私が女子バレーに特別な思いがあるのは、東京オリンピックで優勝した日紡貝塚チームをこの目で見たことがあるからだ。確か高校1年か2年の時である。十日町市の市民体育館に日紡貝塚が来て練習をしているのを見せられたのである。学校の方が連れて行ったのだと思う。私たちが学校でやっているバレーボールと比べるとそれは想像もできなかったものであり、まさに目を見張るものだった。どうして十日町市に日紡貝塚チームが来ることになったのか、なぜ引率されて見に行ったのかは分からない。またその時にオリンピックの話など出なかったような気がするが、私が見た日紡貝塚チームはオリンピックで優勝したのだ。感激であった。以来バレーボールを身近に感じてきた。特に女子バレーは。

一流のものを実際に観るということは、教育にとってすごく大切なことだと思う。本物を観せることに優る教育はないのではないか。教育基本法の改正や安倍内閣の教育再生会議のことが盛んに報道されているが、私にいわせればくだらないことばかりが論じられているような気がしてならない。
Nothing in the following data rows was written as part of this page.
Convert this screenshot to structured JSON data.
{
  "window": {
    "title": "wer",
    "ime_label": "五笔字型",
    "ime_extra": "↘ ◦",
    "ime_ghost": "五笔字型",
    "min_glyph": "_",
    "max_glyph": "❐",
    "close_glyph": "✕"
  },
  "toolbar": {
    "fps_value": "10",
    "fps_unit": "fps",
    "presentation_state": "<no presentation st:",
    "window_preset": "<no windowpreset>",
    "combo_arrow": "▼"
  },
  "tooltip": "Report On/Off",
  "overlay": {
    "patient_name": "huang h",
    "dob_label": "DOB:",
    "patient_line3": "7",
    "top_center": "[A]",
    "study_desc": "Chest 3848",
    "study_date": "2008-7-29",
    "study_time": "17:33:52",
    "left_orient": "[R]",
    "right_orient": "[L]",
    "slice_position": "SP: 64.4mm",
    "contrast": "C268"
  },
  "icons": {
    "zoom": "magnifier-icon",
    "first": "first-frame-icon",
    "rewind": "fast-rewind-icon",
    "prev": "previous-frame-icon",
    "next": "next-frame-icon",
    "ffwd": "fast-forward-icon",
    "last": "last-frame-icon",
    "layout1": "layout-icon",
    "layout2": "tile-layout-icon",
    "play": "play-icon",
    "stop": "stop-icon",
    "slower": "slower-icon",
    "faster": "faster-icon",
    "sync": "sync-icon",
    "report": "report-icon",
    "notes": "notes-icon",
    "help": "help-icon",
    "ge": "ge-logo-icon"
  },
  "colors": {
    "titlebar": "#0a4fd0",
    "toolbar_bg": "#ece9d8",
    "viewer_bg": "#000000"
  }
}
安倍首相は人間の魂が奮わせられるような本物の教育を受けてきたのだろうか。安倍氏の政治や歴史を語る言葉にそのようなものを感じさせるものはない。安倍氏の政治論は、わが国の古いタイプの右寄りの政治家が長年いってきたことを壊れたレコードのように繰り返すだけのものである。保守政治論としても新しいものは何もない。風貌と語り口がちょっと違うだけだ。

女子バレーは往年の華がなさすぎるので、あまり見なかった。柳本ジャッパンは、いつも私の期待を裏切ってきたので好きになれないのだ。それに比べ、男子バレーは先入観がないので好印象だ。植田ジャッパンはいい。さて数試合を観て、認識を新たにしたことがある。バレーの強弱はスパイクによって決まるとばかり思っていたが、ブッロクによる得点のウエイトが非常に高いということである。すごいスパイカーがいても、相手のブロックが強いと何にもならない。わが日本チームは、男子も女子もブロック力が弱いような気がした。そして私は改めて専守防衛ということを思い出した。
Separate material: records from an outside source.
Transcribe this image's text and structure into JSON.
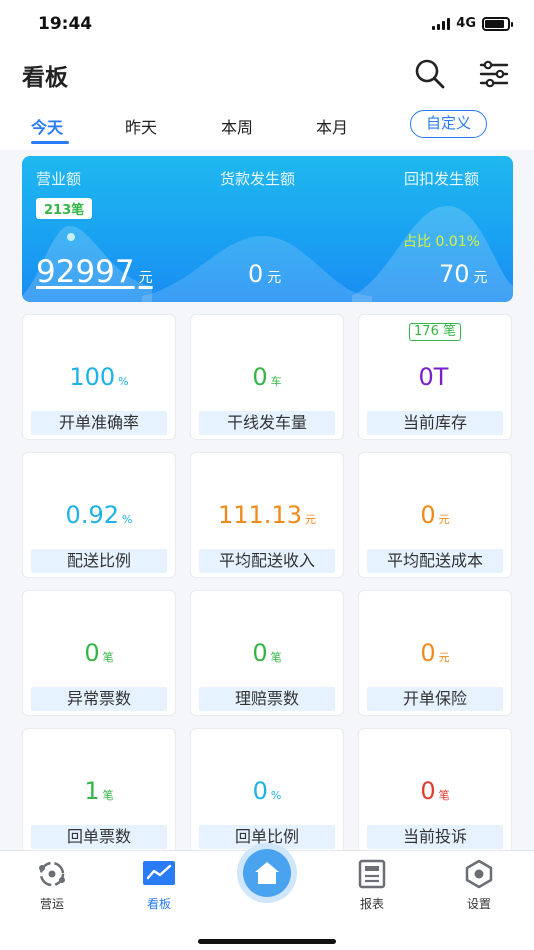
{
  "status": {
    "time": "19:44",
    "network": "4G"
  },
  "header": {
    "title": "看板"
  },
  "tabs": [
    {
      "label": "今天",
      "active": true
    },
    {
      "label": "昨天",
      "active": false
    },
    {
      "label": "本周",
      "active": false
    },
    {
      "label": "本月",
      "active": false
    }
  ],
  "custom_label": "自定义",
  "banner": {
    "revenue_label": "营业额",
    "payment_label": "货款发生额",
    "rebate_label": "回扣发生额",
    "order_count": "213笔",
    "revenue_value": "92997",
    "revenue_unit": "元",
    "payment_value": "0",
    "payment_unit": "元",
    "rebate_ratio": "占比 0.01%",
    "rebate_value": "70",
    "rebate_unit": "元"
  },
  "cards": [
    {
      "value": "100",
      "unit": "%",
      "label": "开单准确率",
      "color": "#1eb2e6"
    },
    {
      "value": "0",
      "unit": "车",
      "label": "干线发车量",
      "color": "#35b547"
    },
    {
      "value": "0T",
      "unit": "",
      "label": "当前库存",
      "color": "#7a1fc9",
      "tag": "176 笔"
    },
    {
      "value": "0.92",
      "unit": "%",
      "label": "配送比例",
      "color": "#1eb2e6"
    },
    {
      "value": "111.13",
      "unit": "元",
      "label": "平均配送收入",
      "color": "#f08a1c"
    },
    {
      "value": "0",
      "unit": "元",
      "label": "平均配送成本",
      "color": "#f08a1c"
    },
    {
      "value": "0",
      "unit": "笔",
      "label": "异常票数",
      "color": "#35b547"
    },
    {
      "value": "0",
      "unit": "笔",
      "label": "理赔票数",
      "color": "#35b547"
    },
    {
      "value": "0",
      "unit": "元",
      "label": "开单保险",
      "color": "#f08a1c"
    },
    {
      "value": "1",
      "unit": "笔",
      "label": "回单票数",
      "color": "#35b547"
    },
    {
      "value": "0",
      "unit": "%",
      "label": "回单比例",
      "color": "#1eb2e6"
    },
    {
      "value": "0",
      "unit": "笔",
      "label": "当前投诉",
      "color": "#e23b2e"
    }
  ],
  "tabbar": {
    "items": [
      {
        "label": "营运",
        "icon": "operations-icon"
      },
      {
        "label": "看板",
        "icon": "dashboard-icon",
        "active": true
      },
      {
        "label": "",
        "icon": "home-icon"
      },
      {
        "label": "报表",
        "icon": "report-icon"
      },
      {
        "label": "设置",
        "icon": "settings-icon"
      }
    ]
  },
  "colors": {
    "accent": "#2a7cf6",
    "banner": "#1aa2f2"
  }
}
最近の防衛論議は、本当に勇ましいものばかりだ。北朝鮮のミサイル発射と核実験後は、兵器に重点をおいた防衛議論が大手をふってなされている。かなり際どいものもある。しかし、この論者たちは「戦争は最高の政治形態である」というクラウゼッツ以来の根本理論を知っていないようである。もうひとつは、専守防衛ということが侵略する側からみたらどれだけ障碍になるかことについての認識がないようである。どうもいいスパイカーさえいれば相手に勝てると思っているようだ。スパイクも大事だが、ブロック力もバレーボールの試合を決める戦力なのである。

専守防衛といった場合、その民族のレジスタンス力も入るだろう。防衛論議で勇ましい発言をする政治家や論者は、レジスタンスなどにもっとも無縁な人々と思えて仕方ないのだ。この人たちの政治的な経歴やスタイルは、いつも権力に擦り寄るものであることを私は見てきたからである。ミサイル防衛システムを完成させるためにどの位の予算が必要なのか、そのシステムを整備することによってどのような政治的・軍事的効果があるのか、そのことを明確にしなければその導入の是非を判断することなどできないのだ。この人たちの議論にはこうした視点が完全に欠落している。アメリカの軍需産業のお先棒を担いでいるとはいわないが、結果としてそうならないのか。もう一度いう。防衛議論は、政治の最高の見識と覚悟をもってなされなければならない。